[BC] Arrested for just telling people where to find Copywrited material.
Robert Meuser
Robertm at broadcast.net
Sun Oct 21 23:40:55 CDT 2007
Bob:
I must disagree. I a have very varied music tastes. They vary from Opera
and classical to Hip hop and Dance. BUT I will NEVER purchase another
CD nor will I purchase current downloaded music because of the piss poor
mastering of the current product. I can still get some dance and a
little hip hop on Vinyl. Any classical I want must come from a file
sharing site. If it is not -20 FS I do not want anything to do with it.

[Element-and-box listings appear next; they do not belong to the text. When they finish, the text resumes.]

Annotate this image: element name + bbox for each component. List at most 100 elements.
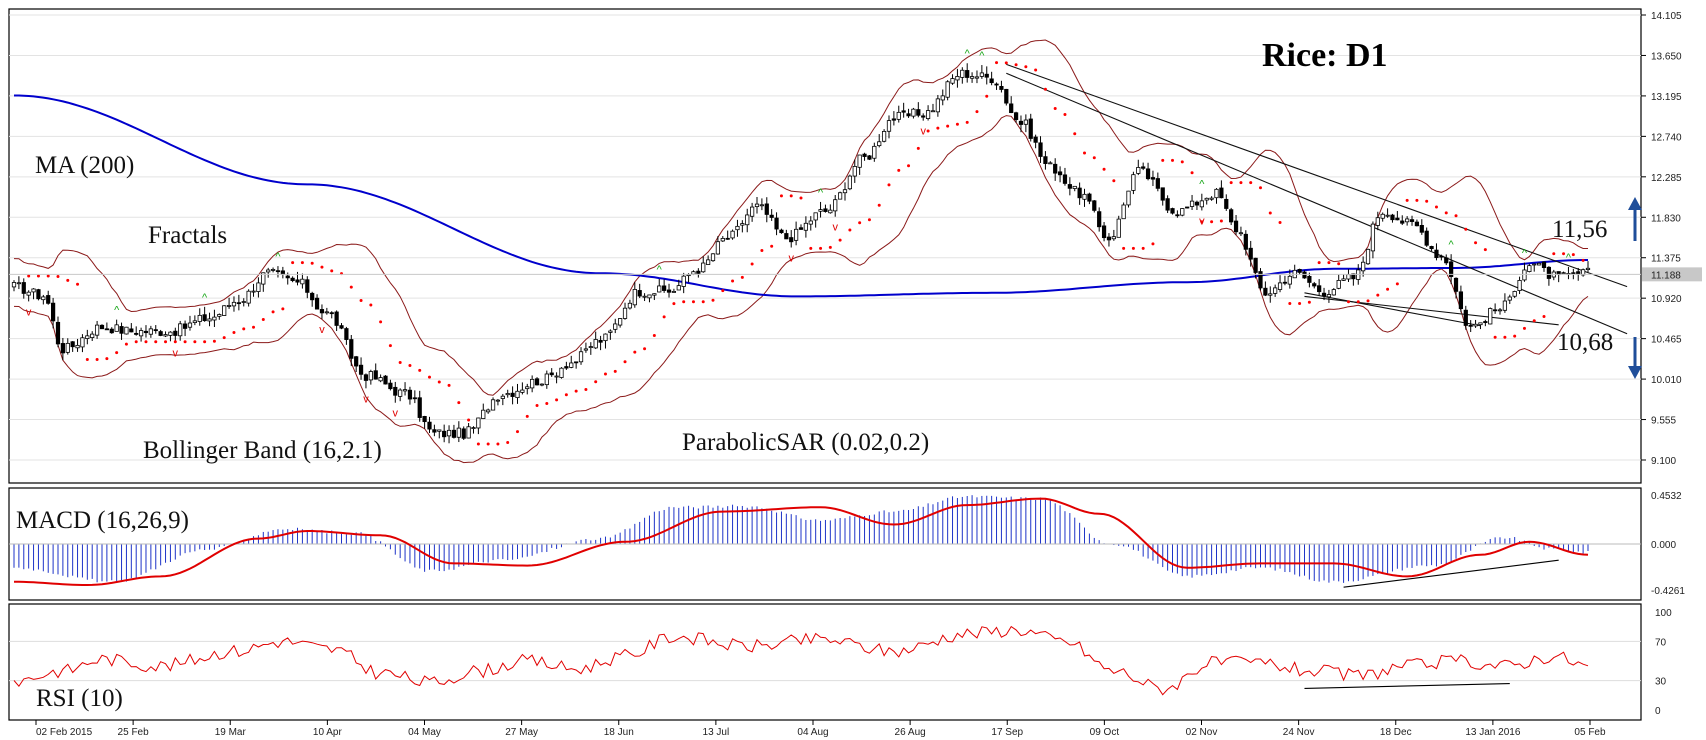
candle-body — [442, 430, 447, 438]
candle-body — [608, 330, 613, 333]
candle-body — [710, 253, 716, 262]
sar-dot — [731, 279, 735, 283]
candle-body — [847, 175, 852, 190]
fractal-down-marker: v — [788, 253, 794, 265]
date-label: 05 Feb — [1574, 727, 1606, 738]
candle-body — [217, 314, 222, 317]
candle-body — [500, 395, 505, 399]
candle-body — [1546, 266, 1552, 279]
sar-dot — [1180, 160, 1184, 164]
candle-body — [857, 154, 862, 168]
candle-body — [1185, 206, 1190, 209]
sar-dot — [750, 262, 754, 266]
candle-body — [31, 288, 36, 293]
candle-body — [461, 428, 466, 439]
macd-tick-label: -0.4261 — [1651, 586, 1685, 597]
rsi-tick-label: 70 — [1655, 637, 1667, 648]
parabolic-sar — [27, 61, 1585, 446]
candle-body — [1028, 118, 1033, 139]
sar-dot — [467, 418, 471, 422]
candle-body — [70, 341, 75, 348]
sar-dot — [291, 261, 295, 265]
candle-body — [1072, 185, 1077, 189]
candle-body — [363, 374, 369, 381]
candle-body — [407, 389, 413, 400]
fractal-down-marker: v — [173, 348, 179, 360]
candle-body — [490, 399, 496, 411]
candle-body — [647, 294, 652, 299]
rsi-tick-label: 100 — [1655, 608, 1672, 619]
candle-body — [1444, 257, 1449, 264]
candle-body — [378, 377, 383, 382]
candle-body — [1009, 103, 1014, 114]
fractal-down-marker: v — [920, 126, 926, 138]
candle-body — [1507, 296, 1512, 301]
candle-body — [75, 344, 80, 349]
candle-body — [1483, 321, 1488, 324]
fractal-up-marker: ^ — [202, 292, 208, 304]
candle-body — [124, 326, 129, 335]
sar-dot — [936, 126, 940, 130]
candle-body — [1380, 213, 1385, 219]
rsi-tick-label: 30 — [1655, 677, 1667, 688]
candle-body — [691, 271, 696, 275]
candle-body — [1121, 204, 1126, 220]
candle-body — [696, 270, 701, 274]
fractals: v ^ v ^ ^ v v v ^ v ^ v v ^ ^ ^ v ^ ^ ^ — [26, 48, 1572, 419]
candle-body — [613, 323, 618, 330]
sar-dot — [682, 300, 686, 304]
candle-body — [256, 282, 261, 292]
candle-body — [471, 427, 476, 430]
candle-body — [1439, 255, 1444, 258]
sar-dot — [574, 389, 578, 393]
candle-body — [1004, 88, 1009, 104]
ma-label: MA (200) — [35, 152, 134, 179]
candle-body — [881, 131, 887, 142]
sar-dot — [995, 61, 999, 65]
resistance-label: 11,56 — [1552, 216, 1607, 243]
candle-body — [852, 166, 857, 177]
sar-dot — [261, 318, 265, 322]
fractal-up-marker: ^ — [275, 251, 281, 263]
date-label: 02 Feb 2015 — [36, 727, 93, 738]
sar-dot — [95, 358, 99, 362]
price-tick-label: 10.010 — [1651, 375, 1682, 386]
candle-body — [974, 76, 980, 79]
candle-body — [261, 272, 266, 285]
candle-body — [344, 328, 349, 340]
sar-dot — [525, 414, 529, 418]
fractal-up-marker: ^ — [1449, 239, 1455, 251]
candle-body — [544, 373, 549, 386]
candle-body — [1165, 198, 1170, 211]
sar-dot — [1346, 300, 1350, 304]
candle-body — [960, 69, 965, 78]
sar-dot — [965, 120, 969, 124]
candle-body — [750, 206, 755, 217]
candle-body — [1453, 277, 1459, 292]
candle-body — [1180, 208, 1185, 216]
sar-dot — [1522, 326, 1526, 330]
candle-body — [1488, 308, 1493, 325]
candle-body — [979, 72, 984, 77]
sar-dot — [1562, 252, 1566, 256]
candle-body — [1273, 287, 1278, 294]
sar-dot — [115, 351, 119, 355]
sar-dot — [56, 275, 60, 279]
fractal-up-marker: ^ — [1522, 248, 1528, 260]
candle-body — [1365, 248, 1371, 265]
candle-body — [114, 324, 119, 332]
candle-body — [803, 222, 808, 231]
sar-dot — [1200, 220, 1204, 224]
candle-body — [828, 209, 833, 214]
ma-200-line — [14, 94, 1588, 298]
sar-dot — [212, 339, 216, 343]
candle-body — [1248, 247, 1253, 260]
candle-body — [388, 382, 393, 390]
candle-body — [583, 348, 589, 351]
candle-body — [1258, 271, 1263, 289]
price-tick-label: 10.465 — [1651, 335, 1682, 346]
date-label: 24 Nov — [1283, 727, 1315, 738]
candle-body — [1458, 291, 1464, 310]
sar-dot — [721, 289, 725, 293]
sar-dot — [1131, 246, 1135, 250]
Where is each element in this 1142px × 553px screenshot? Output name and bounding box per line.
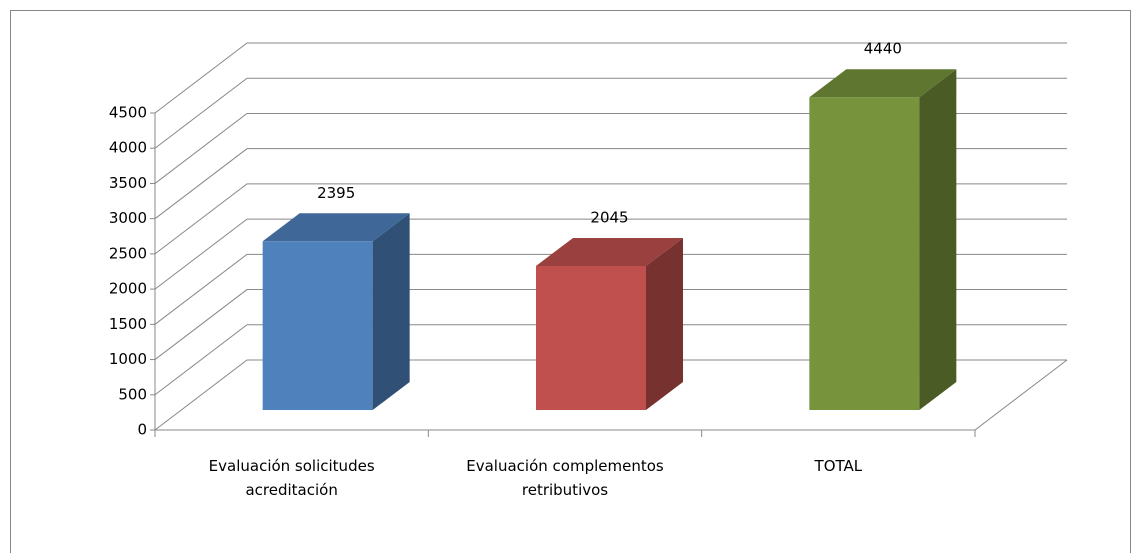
grid-line (154, 218, 1067, 290)
x-tick-label: Evaluación solicitudes acreditación (208, 457, 375, 499)
y-tick-label: 3000 (109, 209, 147, 227)
bar-top (536, 237, 683, 266)
grid-line (154, 253, 1067, 325)
y-tick-label: 4500 (109, 104, 147, 122)
grid-line (154, 77, 1067, 149)
grid-line (154, 359, 1067, 431)
grid-line (154, 289, 1067, 360)
y-tick-label: 3500 (109, 174, 147, 192)
grid-line (154, 324, 1067, 396)
bar-side (646, 237, 683, 410)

Tell your record company buddies to produce decent audio or prepare for
unemployment. I will do what I can to help in creating their demise and
not shed a tear until they are gone.
R
Robert Orban wrote:
> At 02:46 PM 10/21/2007, you wrote:
>
>> >>An old friend of mine was just laid off from Universal's marketing
>> department in Los Angeles, along with his boss and 11 other staff
>> members -- Universal nuked his whole department because the company's
>> sales downturn made it economically impossible to continue running
>> it. Mark had been working there for over 5 years. Don't delude
>> yourself; file sharing *is* hurting real people and so far, digital
>> downloads are not making up for lost CD sales ;-(<<
>>
>> Maybe they ought to spend more time worrying about having viable product
>> to sell and less time running after children and 75-year-old
>> grandmothers for $3000 settlement payments...while they simultaneously
>> delude themselves into thinking that such actions will curtail illegal
>> downloads.
>
>
> They *do* have a viable product to sell. The fact that it is being
> illegally downloaded so much should tell you something. There seems to
> be a fantasy among subscribers to this list that the record companies
> don't make products that people want to buy just because the product
> doesn't much appeal to the 50+ crowd that hangs out here. If the record
> companies did not have compelling products, they wouldn't be stolen so
> much! But no matter how compelling your product, you can't compete with
> "free."
>
> To make a not-so-strained analogy, suppose that radio advertisers in the
> last five years or so found a way of illegally getting their spots on
> the radio without paying for them and without the stations' consent.
> Would you then smugly say that "radio must find a new business model"?
> What would you say to the person who said that "radio advertising is no
> longer a viable product because it lacks appeal"? Sometimes changing
> business models is far easier said than done.